Sokrat öncesi düşünürlere saygı gösterelim. Saygı ötesi bu insanların unutulmamaları için çaba gösterelim. Amma velakin bu insanların koskoca heykelleri altında da ezilmeyelim veya bir diğer deyiş ile eğer kadrolu felsefeci isek kendimize pay çıkartmaya çalışıp her bir naneyi de onlara bağlamaya çalışmayalım. Böylesine bir gayret trajikomik olur ve onların düşün dünyamıza kattıklarına da bir fayda getirmez.
¨İşte bak Thales’ten sonra kısa sürede atomu buldular¨ diyerek Trakyalı Demokritos’un atom kelimesini güncelleştirmeye çalışmak veya Einstein’in spooky dediği bir iletişim olması ile Bell teoremi ile ilgili çalışmaları ile 2022 de Nobel ödülü alan fizikçileri Sisam’lı Epikür ile bağlantılandırmak ise sadece bilgi eksikliği, eski Filozoflar ile uğraşanların kendilerini veya konularını yüceltme çabası, veya psikolojik nedenlerden kaynaklanan bir zaman algısı ile ilgili bir sapma olabilir. Demokritos maddenin en küçük birimi atom dedi ve bir anlamlı taş koydu duvar için. Sonra bu isim bugünkü atom anlayışımız için kullanıldı. Ama atomun tek çeşit değil çeşitleri ve çok daha ufak parçalar olduğu bulundu.
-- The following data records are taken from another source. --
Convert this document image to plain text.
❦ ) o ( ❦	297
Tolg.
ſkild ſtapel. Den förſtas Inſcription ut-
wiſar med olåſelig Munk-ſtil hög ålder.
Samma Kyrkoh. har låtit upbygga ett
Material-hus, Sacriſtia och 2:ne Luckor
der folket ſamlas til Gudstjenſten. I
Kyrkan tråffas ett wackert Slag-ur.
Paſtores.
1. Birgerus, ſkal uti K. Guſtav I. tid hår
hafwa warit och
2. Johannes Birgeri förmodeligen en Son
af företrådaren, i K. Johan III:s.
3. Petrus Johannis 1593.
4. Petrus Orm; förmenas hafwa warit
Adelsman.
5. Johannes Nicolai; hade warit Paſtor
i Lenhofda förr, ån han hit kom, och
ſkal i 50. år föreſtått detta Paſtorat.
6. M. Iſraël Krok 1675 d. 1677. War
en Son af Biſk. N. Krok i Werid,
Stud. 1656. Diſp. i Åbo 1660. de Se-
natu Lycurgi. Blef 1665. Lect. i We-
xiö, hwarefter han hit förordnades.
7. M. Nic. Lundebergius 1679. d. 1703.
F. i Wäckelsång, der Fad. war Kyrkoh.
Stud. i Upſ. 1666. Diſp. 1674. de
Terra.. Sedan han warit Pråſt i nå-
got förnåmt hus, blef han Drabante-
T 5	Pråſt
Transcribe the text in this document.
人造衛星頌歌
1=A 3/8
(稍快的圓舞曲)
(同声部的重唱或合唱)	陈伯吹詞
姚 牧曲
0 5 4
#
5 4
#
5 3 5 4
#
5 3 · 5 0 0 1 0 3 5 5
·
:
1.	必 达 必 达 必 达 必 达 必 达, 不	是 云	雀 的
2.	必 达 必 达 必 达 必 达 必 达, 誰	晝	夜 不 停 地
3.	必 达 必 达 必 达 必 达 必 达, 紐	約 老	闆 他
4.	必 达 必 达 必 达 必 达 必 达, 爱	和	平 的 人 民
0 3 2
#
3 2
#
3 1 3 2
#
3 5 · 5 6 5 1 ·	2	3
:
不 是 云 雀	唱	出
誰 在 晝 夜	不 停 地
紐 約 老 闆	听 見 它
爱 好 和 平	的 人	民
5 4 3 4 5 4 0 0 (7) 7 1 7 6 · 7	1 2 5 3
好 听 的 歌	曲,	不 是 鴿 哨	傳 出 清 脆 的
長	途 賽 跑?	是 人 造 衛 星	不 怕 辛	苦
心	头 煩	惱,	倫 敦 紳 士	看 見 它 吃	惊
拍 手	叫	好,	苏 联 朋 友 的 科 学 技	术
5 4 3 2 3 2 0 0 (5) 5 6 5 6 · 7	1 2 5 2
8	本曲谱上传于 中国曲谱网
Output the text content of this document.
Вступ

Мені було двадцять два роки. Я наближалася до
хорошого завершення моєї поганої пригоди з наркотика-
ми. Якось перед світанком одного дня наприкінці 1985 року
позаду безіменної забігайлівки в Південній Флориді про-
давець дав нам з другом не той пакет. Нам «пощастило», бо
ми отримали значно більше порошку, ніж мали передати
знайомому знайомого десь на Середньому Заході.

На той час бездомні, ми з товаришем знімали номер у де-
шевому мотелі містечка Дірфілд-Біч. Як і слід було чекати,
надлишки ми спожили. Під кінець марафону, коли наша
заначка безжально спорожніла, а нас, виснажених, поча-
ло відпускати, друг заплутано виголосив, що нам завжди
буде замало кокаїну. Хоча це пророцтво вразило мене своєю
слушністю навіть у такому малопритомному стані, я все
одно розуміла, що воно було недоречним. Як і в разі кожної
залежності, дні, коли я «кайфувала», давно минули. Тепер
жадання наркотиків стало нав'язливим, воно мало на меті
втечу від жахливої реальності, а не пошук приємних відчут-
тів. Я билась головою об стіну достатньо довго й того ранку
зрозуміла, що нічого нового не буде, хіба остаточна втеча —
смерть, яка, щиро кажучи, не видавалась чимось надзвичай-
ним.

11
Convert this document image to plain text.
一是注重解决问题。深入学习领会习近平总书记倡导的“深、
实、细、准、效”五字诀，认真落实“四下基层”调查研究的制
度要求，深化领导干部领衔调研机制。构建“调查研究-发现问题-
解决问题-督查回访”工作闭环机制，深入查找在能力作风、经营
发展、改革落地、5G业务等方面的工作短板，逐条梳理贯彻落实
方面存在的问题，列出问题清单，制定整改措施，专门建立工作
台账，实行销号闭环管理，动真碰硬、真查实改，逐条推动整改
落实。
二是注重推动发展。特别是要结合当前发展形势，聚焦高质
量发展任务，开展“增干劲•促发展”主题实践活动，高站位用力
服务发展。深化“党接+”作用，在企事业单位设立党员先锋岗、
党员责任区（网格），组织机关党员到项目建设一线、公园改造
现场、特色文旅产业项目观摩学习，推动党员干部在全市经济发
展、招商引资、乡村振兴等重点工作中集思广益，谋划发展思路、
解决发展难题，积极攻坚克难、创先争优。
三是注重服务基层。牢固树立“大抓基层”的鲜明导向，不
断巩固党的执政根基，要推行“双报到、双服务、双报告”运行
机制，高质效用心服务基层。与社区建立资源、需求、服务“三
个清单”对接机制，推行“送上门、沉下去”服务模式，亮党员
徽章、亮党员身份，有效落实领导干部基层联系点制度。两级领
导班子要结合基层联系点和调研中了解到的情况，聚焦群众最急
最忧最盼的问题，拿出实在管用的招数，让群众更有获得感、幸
Hele hele bir felsefecinin Demokritos’un Atom kavramı ile bugünkü atom anlayışımızı bir çizgi olarak görerek ¨linguistik değil, bilimsel olarak kanıtlanmış¨ diye konuşmasından yola çıkarak. Aman ha, bunu kelimeler ile bile söylemeyin! Genç öğrenciler yanlış anlarlar, ezilirler. Aman ha, yazıya hele hele hiç dökmeyin, felsefe dünyasında komik duruma düşersiniz. Böylesine bir söylem bir tartışma sırasında söylenir gibi oldu. O akşam iki Fizik hocası ve iki Felsefe hocası ile görüştüm. Umur Daybelge hem plazma fizikçisidir, hem de Autolikos kitabı ile Çandarlılı Plato’nun selefini bizlere tanıtandır. Yılmaz Akyıldız fiziğin matematiği ile uğraşmış bir hocadır. Filozoflar arasında ise Demokritos’un atomu bu günkü ¨atom¨anlayışımız arasında linguistik bir bağ dışında bağ kurma çabasını ise Şafak Ural (konuya yanıtı ¨absürt karesi ötesi¨ oldu) ve Ahmet İnam ile konuştum. Böyle bir çıkarım saçma da olsa böylesine yanılgılar yaygınlaşmasın diye bu konuyu kısaca yazmamı istedi İnam hoca. Ve tabi ki bağlantının sadece linguistik olmasından, sadece batı kültürünün eski yunanca ve latince öğrenmesi ile ilgili olduğundan bahsetti. Yoksa Demokritos’un atom dediği ile bugün (Rutherford 1911) atom dediğimiz ile lisan dışında bir bağ yok. ‘Demokritos yoksa Higgs bozonunu mu kasdetti? Proton? Elektron? Atom ise hangi atomu? Helyum? Sodyum? Yoksa Demokritos kardeşimiz patofizyolojide prion tabir edileni mi kastetti?’ gibi olay trajikomik hale dönüşmesin diye de bu satırlar.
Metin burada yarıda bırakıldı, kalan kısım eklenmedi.